Илья Калинин: «Обвинения — «вас читают дети». Ну, извините, стоит значок 18+».
Илья Калинин — корреспондент НГС уже вот 16 лет. Илья пишет криминальные расследования и делает репортажи с конкурсов красоты. Он рассказал нам о «жёлтой» прессе, сапогах и омикроне.
— Как журналистикой заработать себе на сапоги?
— У меня нет сапог, я не знаю!
— А на кроссовки?
— Кроссовок тоже нет!
— Ну, а на джинсовку?
— Джинсовка у меня рваная, старая. Я не знаю на самом деле. Я вот дочери своей рассказываю, что в любой профессии [нужно делать — Прим. ред.] то, что ты любишь делать, то, что у тебя хорошо получается, и стараться делать, как можно лучше с каждым разом. Стараться делать лучше, лучше и лучше помаленечку, и в какой-то момент это приносит свои плоды, если не останавливаться, а двигаться в этом направлении, делать, что тебе нравится, то, что ты умеешь делать, и делать это всё лучше и лучше, то в какой-то момент это количественное перерастёт в качественное. И будет обратной отдача. На жизнь всегда не хватает, какая бы у тебя профессия не была. А я вообще такой аскет по жизни: могу обходиться вообще малым, мне не требуются какие-то роскоши, гламуры.
— Есть ли темы, которые не стоит освещать?
— Да ну нет, наверное! Ну, хотя знаешь… Нет. Нет, в принципе любые [темы — Прим. ред.] нужно освещать. Другое дело — как их освещать. Потому что даже эта больная тема с погибшей от суицида девочкой в «Горностае» и потерявшемся там же мальчиком, которого, к счастью, нашли. Это всё случилось в течение одной недели: девочка покончила собой, а потом через неделю мальчик объявил,что всё ему здесь надоело, своей знакомой. Об этом говорить или нет?.. Я считаю, как журналисту надо говорить. Преподаватели и руководство школы на тот момент считали, что об этом не нужно говорить. У них была позиция такая: давайте об этом писать не будем, давайте об этом рассказывать не будем, и тогда мы избежим случаев, которые могут повториться веерно. Но ведь это неправильно. У тебя в школе две тысячи человек, и ты не сможешь каждого попросить не говорить об этом. И дети между собой общаются, они знают эту историю. Даже если ты не будешь писать об этом в СМИ, то дети между собой-то будут общаться, и, естественно, они, общаясь между собой, могут так или иначе копировать эту ситуацию. И поэтому писать об этом нужно!

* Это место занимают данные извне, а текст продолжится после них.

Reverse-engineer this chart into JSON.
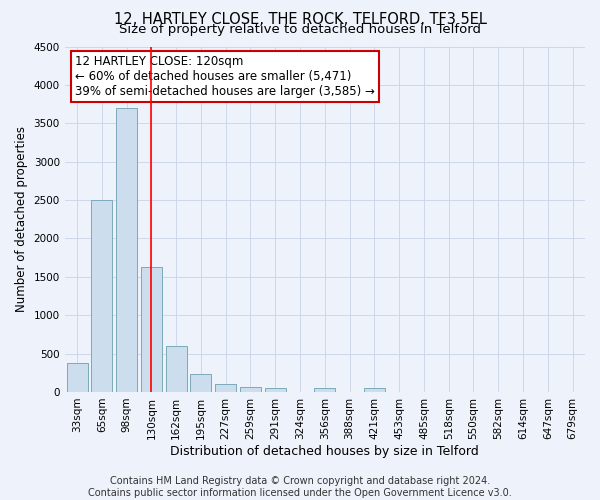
{
  "title": "12, HARTLEY CLOSE, THE ROCK, TELFORD, TF3 5EL",
  "subtitle": "Size of property relative to detached houses in Telford",
  "xlabel": "Distribution of detached houses by size in Telford",
  "ylabel": "Number of detached properties",
  "categories": [
    "33sqm",
    "65sqm",
    "98sqm",
    "130sqm",
    "162sqm",
    "195sqm",
    "227sqm",
    "259sqm",
    "291sqm",
    "324sqm",
    "356sqm",
    "388sqm",
    "421sqm",
    "453sqm",
    "485sqm",
    "518sqm",
    "550sqm",
    "582sqm",
    "614sqm",
    "647sqm",
    "679sqm"
  ],
  "values": [
    380,
    2500,
    3700,
    1625,
    600,
    240,
    110,
    60,
    50,
    0,
    50,
    0,
    55,
    0,
    0,
    0,
    0,
    0,
    0,
    0,
    0
  ],
  "bar_color": "#ccdded",
  "bar_edge_color": "#7aaabb",
  "bar_edge_width": 0.7,
  "red_line_index": 3,
  "ylim": [
    0,
    4500
  ],
  "yticks": [
    0,
    500,
    1000,
    1500,
    2000,
    2500,
    3000,
    3500,
    4000,
    4500
  ],
  "grid_color": "#c8d4e8",
  "background_color": "#eef2fa",
  "annotation_title": "12 HARTLEY CLOSE: 120sqm",
  "annotation_line1": "← 60% of detached houses are smaller (5,471)",
  "annotation_line2": "39% of semi-detached houses are larger (3,585) →",
  "annotation_box_color": "#ffffff",
  "annotation_box_edge": "#cc0000",
  "footer_line1": "Contains HM Land Registry data © Crown copyright and database right 2024.",
  "footer_line2": "Contains public sector information licensed under the Open Government Licence v3.0.",
  "title_fontsize": 10.5,
  "subtitle_fontsize": 9.5,
  "xlabel_fontsize": 9,
  "ylabel_fontsize": 8.5,
  "tick_fontsize": 7.5,
  "annotation_fontsize": 8.5,
  "footer_fontsize": 7
}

Но как писать? Писать, естественно, нужно, и в этом журналистам помогают психологи, эксперты, которые должны объяснить и родителям в том числе, что им нужно делать в такой ситуации. То есть если ты пишешь и даёшь советы родителям, то это уже более качественный материал, нежели… Ну, хотя просто написать, это тоже информационный жанр. И так в принципе по любой больной теме. Не писать совсем — это не выход.
— Порой у вас проскальзывают материалы эротического характера. Вы считаете это цензурным?
— Цензура в плане эротических тем?Она же в законе…
— Это помогает расти трафику ваших публикаций?
— А вот сложно сказать. Вот давно на НГС был такой раздел, мужской раздел HE [в переводе с английского «он» — Прим. ред.], и там очень часто были такие публикации. Это были 2007 – 2008 годы. Там была даже такая публикация, «Девушка месяца», где к нам в редакцию обращались девушки, писали письма, хотели попасть в эту публикацию. Ну, вот знаешь, это типа MAXIM, но это было всё прилично, в том плане, что не было оголено, что нельзя оголять. Ну, эротическое бельё, там сюжеты и так далее. Это был бешенный трафик! Там был такой трафик, который на одной только публикации сопоставим был с трафиком федеральных СМИ. Но наш рекламный отдел говорил, что это плохо. Это — эротика, и рекламодатели на это не идут, не любят они эротику, по крайней мере в Новосибирске.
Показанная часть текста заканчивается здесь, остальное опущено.